Michael Rathbun · 9 December 2005
With respect to Mt Rushmore, we need not trouble ourselves overmuch with abstract calculations of the likelihood of the faces themselves being natural.
Instead we can actually visit the site and observe
- tool marks on the faces
- tool marks on chips of rock below
- abundant evidence of the use of explosives
- evidence of the powerhouse, the winches, the scaffolding and other mechanisms now absent
- evidence of the continued presence of over 400 human beings in the vicinity for a brief period
Not to mention that an exhaustive search of the planet's surface would turn up the original model, records of the project, plans, correspondence, stuff in the Congressional Record...
CBBB · 9 December 2005
Because it LOOKS designed
Wrong Jason. The big difference is that SETI has a pretty good understanding of the forces in the universe whereas Dembski (or anyone for that matter) does not have the understanding of biological history to be able to calculate the probabilities of an event. That's the Big, Important difference here.
Dembski's argument to disprove evolution is based on the assumption that evolution by natural selection is wrong to begin with.
CBBB · 9 December 2005
The theoretical basis behind Dembskism is not solid enough to be able to accurately detect design compared to other uses of "design detect".
Bayesian Bouffant, FCD · 9 December 2005
Jason · 9 December 2005
Paul C,
The algorithms are "intelligently designed."
:^)
(I realize there are evolutionary algorithms that aren't directly designed. These would analogize to Deism to me, I guess.)
:^)
CBBB,
Um, I don't think anyone has a full grasp on how the universe works. Dark Matter? Inflation? Come on. If SETI found a big green square floating in some other plantery system, they could ASSUME it was manufactured, but they wouldn't KNOW it was. In this case, I don't think seeing is believing, especially based on our paltry understanding of cosmology.
Bayesian Bouffant, FCD,
I think the argument goes: If future archeologists came upon Mt. Rushmore...
I think, though, it's far more fun to ask an ID person if the BACK of Mt. Rushmore is designed. They have to say, no, it happened by "natural forces." Natural forces, you ask? You mean that the back of Mt. Rushmore didn't come about by a miracle? It wasn't "created?" The structure we see is the result of millions of years of weathering and erosion? Then if they are a closet YEC, they'll be forced to defend something they don't believe in order to look like a "true" ID person. Then you can get into the Grand Canyon, plate techtonics, the physical impossibility of Noah's flood, etc. A YEC will have to divorce himself from all the Biblical crap. At least it will move them in the right direction (even though they'll secretly not give up on their cemented pre-conceptions, maybe just maybe they'll see a glimmer of the light.)

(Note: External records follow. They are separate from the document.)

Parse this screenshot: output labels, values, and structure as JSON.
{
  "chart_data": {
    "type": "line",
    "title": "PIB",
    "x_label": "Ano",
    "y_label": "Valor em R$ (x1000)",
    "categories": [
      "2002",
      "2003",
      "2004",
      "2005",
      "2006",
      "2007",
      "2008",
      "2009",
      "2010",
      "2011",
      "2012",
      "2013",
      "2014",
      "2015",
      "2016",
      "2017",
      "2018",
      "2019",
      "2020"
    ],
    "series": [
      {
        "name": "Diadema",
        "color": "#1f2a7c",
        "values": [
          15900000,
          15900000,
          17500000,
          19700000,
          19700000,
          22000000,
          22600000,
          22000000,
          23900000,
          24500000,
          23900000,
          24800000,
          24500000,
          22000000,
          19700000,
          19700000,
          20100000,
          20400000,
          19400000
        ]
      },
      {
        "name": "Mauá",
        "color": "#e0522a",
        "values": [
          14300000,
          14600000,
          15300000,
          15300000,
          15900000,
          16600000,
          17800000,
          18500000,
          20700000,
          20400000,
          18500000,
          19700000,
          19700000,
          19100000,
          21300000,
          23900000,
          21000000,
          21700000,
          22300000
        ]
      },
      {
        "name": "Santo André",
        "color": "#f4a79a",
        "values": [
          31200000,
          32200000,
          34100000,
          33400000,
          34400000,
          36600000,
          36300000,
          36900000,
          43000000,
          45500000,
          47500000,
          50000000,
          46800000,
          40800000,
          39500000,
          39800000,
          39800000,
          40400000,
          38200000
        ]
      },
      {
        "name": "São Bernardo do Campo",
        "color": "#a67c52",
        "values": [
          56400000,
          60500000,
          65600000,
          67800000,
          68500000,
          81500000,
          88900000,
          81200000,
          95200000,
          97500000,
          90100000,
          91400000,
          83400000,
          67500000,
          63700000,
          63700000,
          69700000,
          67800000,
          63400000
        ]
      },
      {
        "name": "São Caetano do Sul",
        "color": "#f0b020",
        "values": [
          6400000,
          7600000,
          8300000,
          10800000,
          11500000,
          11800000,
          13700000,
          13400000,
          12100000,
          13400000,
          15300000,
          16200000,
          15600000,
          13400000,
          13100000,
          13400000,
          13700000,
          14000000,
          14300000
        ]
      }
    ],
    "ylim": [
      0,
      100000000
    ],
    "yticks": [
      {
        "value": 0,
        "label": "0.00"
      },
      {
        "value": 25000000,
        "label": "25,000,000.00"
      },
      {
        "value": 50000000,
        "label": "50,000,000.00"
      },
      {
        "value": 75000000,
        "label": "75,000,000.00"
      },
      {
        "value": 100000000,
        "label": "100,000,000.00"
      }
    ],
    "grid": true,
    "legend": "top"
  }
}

Andrew McClure · 9 December 2005
k.e. · 9 December 2005
Jason said
"
it's far more fun to ask an ID person if the BACK of Mt. Rushmore is designed"
That reminds me of one of the funniest cartoons I've ever seen
Don Martin from Mad Mag.
Picture If you will a helicopter tour of Mt. Rushmore
1st frame everyone oohs and ahhs over the front view
they all fly around the back and you see the rest of bodies carved out kneeling down.